I found much of Spock's advice pretty sound - 1980s revised edition mind you, dunno how it differed - but what I liked best was the fact that he had an unresolved issue of his own, with one of his own children's teachers (I assume it was just the one).

He complained 2 or 3 times, in sections on older children's behaviour, about a boy (sexist!) getting the erroneous idea, from a favoured teacher, that red blood cells were larger than white (or it may have been vv) and refusing to believe that his father (Very Well-known, in fact World-Renowned, Paediatrician in this case) might know better than the teacher.

It came up more than once, and in more than one book too (I have another by him, about how to talk to children or something - I have a wide and varied collection too, scummymummy!) - it made him seem so human - you could imagine the dinner-table conversations!

Ellaroo · 30/08/2002 19:39

Pupuce, I don't think that just because something doesn't appeal to someone's way of doing things should mean that they have missed the point and need to re-read them (like a naughty school child made to re-do it's homework!!!). While GF has obviously worked amazingly for you and many others, it is not for everyone and I think having it shoved down people's throats when it's not their kind of thing only makes them hate her and her routines all the more. If GF fans were less zealous in their promotion of her and willing to accept that often mixing lots of different routines/advice and taking the best of each can work for some people just as well, I would be much more likely to think well of her and her disciples. As it is, it makes me want to run in the opposite direction.

Croppy · 30/08/2002 19:48

I would have thought that the reason why other childcare gurus are not as vulnerable to a slagging off is because they don't issue edicts for a 2 week old baby such as "Baby should be awake, nappy changed and feeding no later than 7am" and my personal favourite "You should have cereal, toast and a drink no later than 8am". Not to mention "Babies need lots of cuddling but it should always be done when your baby needs it, not when you need it" or "It is important that your baby is not cuddled to sleep while feeding" and for the grand finale "If you constantly cuddle him during play time he will be less likely to respond to the cuddles that would normall help settle him for a nap". Could a mother ever have written that I wonder?
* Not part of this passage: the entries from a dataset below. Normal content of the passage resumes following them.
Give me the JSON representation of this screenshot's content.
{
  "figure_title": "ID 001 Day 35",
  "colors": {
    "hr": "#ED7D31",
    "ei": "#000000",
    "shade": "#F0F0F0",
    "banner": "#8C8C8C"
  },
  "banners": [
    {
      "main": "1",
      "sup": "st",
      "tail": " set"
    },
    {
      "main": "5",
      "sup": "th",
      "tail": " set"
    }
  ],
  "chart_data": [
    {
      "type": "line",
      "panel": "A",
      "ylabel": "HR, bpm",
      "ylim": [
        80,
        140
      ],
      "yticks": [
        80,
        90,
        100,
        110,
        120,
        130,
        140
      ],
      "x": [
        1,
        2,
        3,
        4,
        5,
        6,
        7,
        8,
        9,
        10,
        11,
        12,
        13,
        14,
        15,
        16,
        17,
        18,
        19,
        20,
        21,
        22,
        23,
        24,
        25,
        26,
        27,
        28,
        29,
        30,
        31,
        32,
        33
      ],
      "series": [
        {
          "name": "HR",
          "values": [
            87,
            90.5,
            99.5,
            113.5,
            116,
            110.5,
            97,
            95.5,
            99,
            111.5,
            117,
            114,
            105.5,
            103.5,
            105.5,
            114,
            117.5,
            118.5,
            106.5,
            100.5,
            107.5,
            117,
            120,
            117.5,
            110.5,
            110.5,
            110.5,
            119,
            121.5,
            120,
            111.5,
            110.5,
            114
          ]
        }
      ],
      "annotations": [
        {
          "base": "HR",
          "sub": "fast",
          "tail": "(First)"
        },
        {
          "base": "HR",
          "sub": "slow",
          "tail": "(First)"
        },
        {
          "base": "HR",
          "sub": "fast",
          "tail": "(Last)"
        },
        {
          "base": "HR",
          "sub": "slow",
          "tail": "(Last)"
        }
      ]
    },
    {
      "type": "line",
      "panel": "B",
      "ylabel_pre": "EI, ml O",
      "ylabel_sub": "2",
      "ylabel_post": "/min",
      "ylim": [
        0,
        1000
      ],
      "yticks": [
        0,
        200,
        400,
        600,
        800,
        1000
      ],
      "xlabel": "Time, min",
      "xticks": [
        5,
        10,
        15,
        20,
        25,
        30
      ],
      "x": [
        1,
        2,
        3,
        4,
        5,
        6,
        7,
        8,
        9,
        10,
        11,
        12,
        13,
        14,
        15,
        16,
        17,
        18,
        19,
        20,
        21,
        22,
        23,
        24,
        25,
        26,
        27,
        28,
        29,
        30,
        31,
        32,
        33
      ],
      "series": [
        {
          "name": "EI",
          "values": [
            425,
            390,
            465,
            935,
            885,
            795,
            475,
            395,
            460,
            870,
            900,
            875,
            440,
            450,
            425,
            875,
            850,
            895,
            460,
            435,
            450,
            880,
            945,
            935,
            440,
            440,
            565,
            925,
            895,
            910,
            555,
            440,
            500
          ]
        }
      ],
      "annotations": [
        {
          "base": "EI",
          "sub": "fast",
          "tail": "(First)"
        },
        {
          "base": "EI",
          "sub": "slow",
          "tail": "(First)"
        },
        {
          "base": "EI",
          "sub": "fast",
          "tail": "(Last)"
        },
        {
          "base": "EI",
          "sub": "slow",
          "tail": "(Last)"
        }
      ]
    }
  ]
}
Sorry Bossykate but that sort of advice can be depressing for someone suffering from a lack of self confidence or "weak minded" as you put it. Most other gurus essentially advise mothers to go with their instincts, not what GF does at all.

Out of interest Pupuce, what is your view on her advice on Page 44 re giving a baby that wakes in the night sugar and water in order to settle him?

Croppy · 30/08/2002 19:51

And to add to Ellaroo's point, there are a number of gurus attacked on this thread who I happen to admire greatly. Given the title of the thread, I am not going to take exception to any of the views though as the whole point is for people to be able to express their personal dislikes. Cheers Ellaroo - AT LEAST SHE DIDN'T SHOUT AT ME THOUGH (joke).

bossykate · 30/08/2002 19:52

ellaroo, ouch! i have (virtually speaking) bent over backwards on this site and in life not to push my way of doing things on anyone - gf or other parenting stuff. i take exception to your comments. ime it is many of the antis who are over zealous in criticising - it works both ways you know!